The Cato Institute Fiscal Policy Report ranks governors in several categories, from spending to revenue, and ranks their policies by how much they avoid unnecessarily growing the size of state government. While Gov. Mills’ previous rankings were poor, she has now been downgraded to an “F” rating in 2024, making her the third worst governor in the nation in terms of fiscal responsibility. This should be a warning sign to Gov. Mills and the Legislature that their current spending patterns cannot continue. 

Gov. Mills’ “F” rating appears even worse when you add in the historical context. While Gov. Mills’ received “D” grades in past reports, Gov. LePage received an A ranking every single time Cato graded his administration. Additionally, this is not a partisan issue, as Gov. John Baldacci received largely “B” scores during his administration with only a single D on his record. 

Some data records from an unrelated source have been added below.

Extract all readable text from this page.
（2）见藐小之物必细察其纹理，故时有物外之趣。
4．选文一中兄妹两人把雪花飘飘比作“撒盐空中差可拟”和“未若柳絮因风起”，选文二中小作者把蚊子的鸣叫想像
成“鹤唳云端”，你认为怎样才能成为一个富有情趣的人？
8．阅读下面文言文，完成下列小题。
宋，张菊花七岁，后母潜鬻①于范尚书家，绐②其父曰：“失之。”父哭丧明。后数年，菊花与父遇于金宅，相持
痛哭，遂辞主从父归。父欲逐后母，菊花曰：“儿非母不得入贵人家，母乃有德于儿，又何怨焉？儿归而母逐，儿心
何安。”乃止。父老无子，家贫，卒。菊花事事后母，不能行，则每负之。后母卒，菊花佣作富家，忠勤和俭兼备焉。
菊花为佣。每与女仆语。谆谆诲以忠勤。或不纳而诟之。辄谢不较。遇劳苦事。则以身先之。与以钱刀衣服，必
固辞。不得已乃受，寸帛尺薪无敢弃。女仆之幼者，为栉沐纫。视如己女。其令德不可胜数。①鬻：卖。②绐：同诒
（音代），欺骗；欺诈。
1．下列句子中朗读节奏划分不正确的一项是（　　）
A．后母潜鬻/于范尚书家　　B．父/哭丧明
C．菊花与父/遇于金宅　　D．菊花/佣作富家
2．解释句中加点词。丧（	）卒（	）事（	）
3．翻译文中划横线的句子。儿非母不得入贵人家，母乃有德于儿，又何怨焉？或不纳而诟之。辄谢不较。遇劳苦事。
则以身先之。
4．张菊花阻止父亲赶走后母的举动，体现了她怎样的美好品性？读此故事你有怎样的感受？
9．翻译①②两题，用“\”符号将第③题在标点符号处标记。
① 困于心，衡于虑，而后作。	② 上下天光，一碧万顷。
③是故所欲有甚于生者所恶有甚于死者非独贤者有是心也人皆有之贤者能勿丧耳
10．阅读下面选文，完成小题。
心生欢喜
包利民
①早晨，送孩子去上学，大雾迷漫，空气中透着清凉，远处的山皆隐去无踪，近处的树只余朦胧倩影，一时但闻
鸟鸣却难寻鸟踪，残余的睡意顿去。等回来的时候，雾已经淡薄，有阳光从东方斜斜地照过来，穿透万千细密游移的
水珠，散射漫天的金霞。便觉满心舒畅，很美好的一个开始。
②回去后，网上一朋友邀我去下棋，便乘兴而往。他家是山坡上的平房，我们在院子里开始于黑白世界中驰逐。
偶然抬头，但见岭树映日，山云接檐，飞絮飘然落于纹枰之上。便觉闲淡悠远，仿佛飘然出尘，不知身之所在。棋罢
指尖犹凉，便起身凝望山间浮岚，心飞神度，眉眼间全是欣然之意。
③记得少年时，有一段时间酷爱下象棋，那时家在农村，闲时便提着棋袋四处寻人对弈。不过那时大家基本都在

This means that not only was Gov. Baldacci’s worst grade as high as Gov Mills’ best grade, but this is the first time ever since the Cato Institute began making its fiscal report card in 1992 that Maine’s governor has received an “F” grade for fiscal responsibility. Comparing these grades alone shows the poor condition of Maine’s fiscal governance, but looking at what impacted Gov. Mills’ most recent score clarifies what policies led to such a sharp decline.

First, Cato notes the jump in Maine’s General Fund budget from $4.1 billion in 2022 to $5.1 billion in 2024. While it adds that Mills supported limited one-time rebates and narrow tax credits, Cato points out that she has not reduced taxes like many other states. Additionally, in conflict with her claim to oppose new tax increases, she signed a 2023 bill that funded a paid family leave program with a wage tax increase. 

Her allegedly pro-business policies have also been ineffective, as Maine’s corporate tax remains quite high, as does its business property tax, with narrow subsidies further distorting and complicating the market for growing or new businesses. While Gov Mills did veto LD 1231, a 2024 bill that would have increased Maine’s top income tax rate, the bill did not impact her revenue health, as it was revenue-neutral legislation.

Fiscal responsibility should be an area of bipartisan concern, as Mills’ ranking is now worse than any other Maine governor scored in history, including Republican, Democratic, and Independent administrations.

While Gov. Mills has advocated before for “fiscal restraint” in state government, Cato’s recent report is further proof that she does not pursue it in practice. Maine legislators of both parties should be more critical of the biennial budget they will craft in 2025, because if Maine continues in the same direction, we may soon be the worst ranked state in the nation for fiscal responsibility.